Após meses de silêncio e mudanças profundas na sua formação, os londrinos HAKEN acabam de anunciar uma digressão europeia para o Outono e apresentam «Bleeding Sky», o segundo single de um ciclo que promete ser dos mais intensos da sua carreira.
Os HAKEN estão de volta — e chegam transformados. A banda britânica de metal progressivo lançou um novo inédito, intitulado «Bleeding Sky», o segundo avanço de novo material após «In A Fever Dream», o single editado em Maio que encerrou três anos de silêncio discográfico. O tema foi novamente produzido e misturado por George Lever — nome conhecido pelas colaborações com os LOATHE e SLEEP TOKEN —, e conta com uma presença de peso: Adam “Nolly” Getgood, ex-baixista dos PERIPHERY, que assina as linhas de baixo numa colaboração que não passa despercebida.
Que este seja um momento de transição para os britânicos HAKEN não é segredo para ninguém que os acompanhe. Em Janeiro deste ano, o projecto anunciou a saída de dois dos seus membros históricos: o guitarrista Charlie Griffiths e o baixista Conner Green. O comunicado partilhado nas redes sociais foi de tom solene: “É com o coração pesado que anunciamos a saída do Charlie Griffiths e do Conner Green dos HAKEN. Somos imensamente gratos pelo tempo que passámos juntos, a criar música e a percorrer o mundo, alcançando coisas que pensávamos impossíveis.”
A despedida foi sentida por muitos como o fim de uma era. Griffiths era membro fundador do grupo e participou em toda a discografia da banda, tendo ainda lançado em 2022 o álbum a solo «Tiktaalika». Green, por sua vez, integrara os HAKEN em 2014 em substituição do baixista original Thomas MacLean, contribuindo de forma decisiva para a sonoridade do grupo ao longo de mais de uma década.

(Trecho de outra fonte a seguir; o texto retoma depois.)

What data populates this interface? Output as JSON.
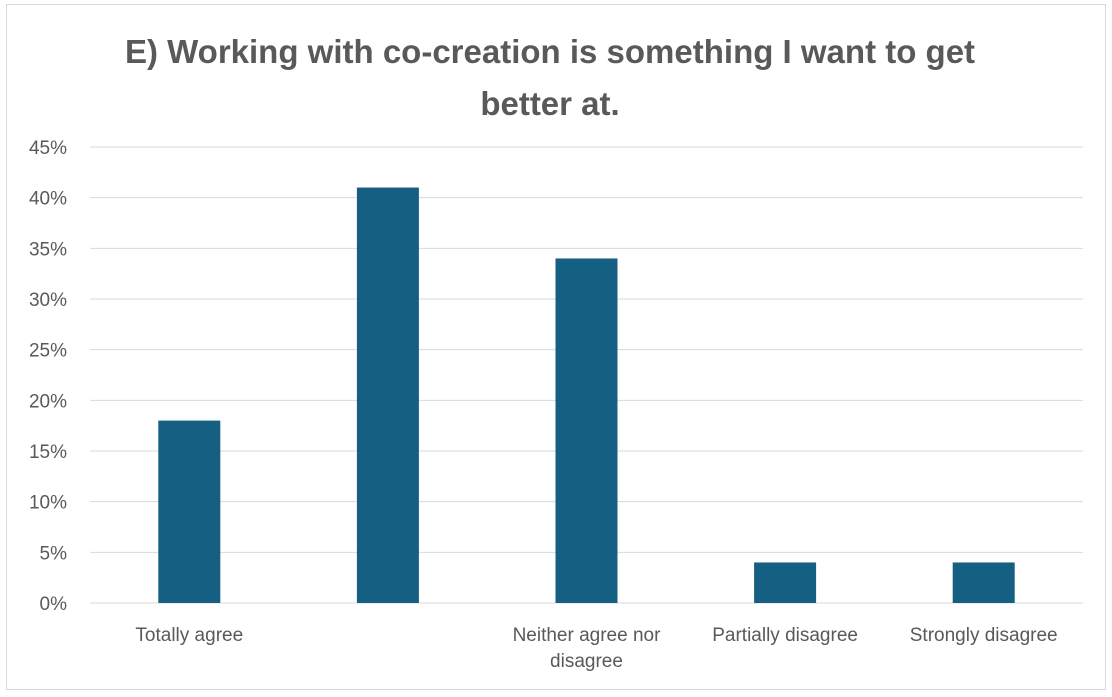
{
  "chart_data": {
    "type": "bar",
    "title": "E) Working with co-creation is something I want to get better at.",
    "categories": [
      "Totally agree",
      "",
      "Neither agree nor disagree",
      "Partially disagree",
      "Strongly disagree"
    ],
    "category_label_lines": [
      [
        "Totally agree"
      ],
      [],
      [
        "Neither agree nor",
        "disagree"
      ],
      [
        "Partially disagree"
      ],
      [
        "Strongly disagree"
      ]
    ],
    "values": [
      18,
      41,
      34,
      4,
      4
    ],
    "unit": "%",
    "ylim": [
      0,
      45
    ],
    "yticks": [
      0,
      5,
      10,
      15,
      20,
      25,
      30,
      35,
      40,
      45
    ],
    "ytick_labels": [
      "0%",
      "5%",
      "10%",
      "15%",
      "20%",
      "25%",
      "30%",
      "35%",
      "40%",
      "45%"
    ],
    "grid": true,
    "legend": "none",
    "xlabel": "",
    "ylabel": "",
    "bar_color": "#156082",
    "grid_color": "#d9d9d9",
    "text_color": "#595959"
  }
}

Com a formação actual reduzida a quatro elementos — o vocalista Ross Jennings, o guitarrista e teclista Richard Henshall, o teclista Pete Jones e o baterista Ray Hearne —, os HAKEN optaram por não anunciar substituições permanentes, avançando antes com o apoio pontual de músicos convidados. A escolha de “Nolly” para «Bleeding Sky» é, nesse sentido, um sinal claro de intenções: a banda não pretende fechar portas, mas abrir novas.
A combinação entre «In A Fever Dream» e «Bleeding Sky» começa a desenhar um retrato coerente do que poderá ser o próximo registo dos HAKEN. A produção de George Lever imprime uma textura densa mas transparente aos temas, onde o peso do metal alternativo convive com uma emotividade bem mais directa do que em registos anteriores. Aliás, não será exagero dizer que estes são alguns dos temas mais imediatos e emocionalmente carregados que a banda alguma vez partilhou.
Em paralelo com os novos temas, os HAKEN anunciaram uma extensa digressão europeia a realizar entre Setembro e Outubro de 2026. No total, são dezassete datas distribuídas por doze países, com passagem por Barcelona, Paris, Colónia, Milão, Roma, Berlim, Varsóvia, Oslo, Copenhaga e três cidades finlandesas — Tampere, Turku e Helsínquia. O regresso ao Euroblast Festival, em Colónia, marcada a 27 de Setembro, representa também um reencontro com uma das audiências mais fiéis ao metal progressivo na Europa.
Portugal não figura por enquanto entre as paragens já confirmadas, mas a proximidade geográfica de um concerto em Barcelona — primeira data da digressão, a 23 de Setembro — deixa margem para esperança entre os fãs portugueses. “Estamos muito entusiasmados por levar estas canções para o palco. Temos vindo a preparar um espectáculo completamente novo e mal podemos esperar para regressar à Europa”, declaram os HAKEN num breve comunicado.
Este novo ciclo arranca sobre uma base sólida. Em 2024, os HAKEN percorreram o mundo no formato An Evening With, dedicado na íntegra ao aclamado «Fauna», tocando-o por completo antes de regressarem ao palco com uma selecção da sua discografia. O ponto alto dessa rota foi o espectáculo no O2 Forum de Londres, a 21 de Setembro de 2024, documentado em «Liveforms: An Evening With Haken», misturado pelo sueco Jens Bogren — responsável por discos com BETWEEN THE BURIED AND ME e Ihsahn, entre muitos outros.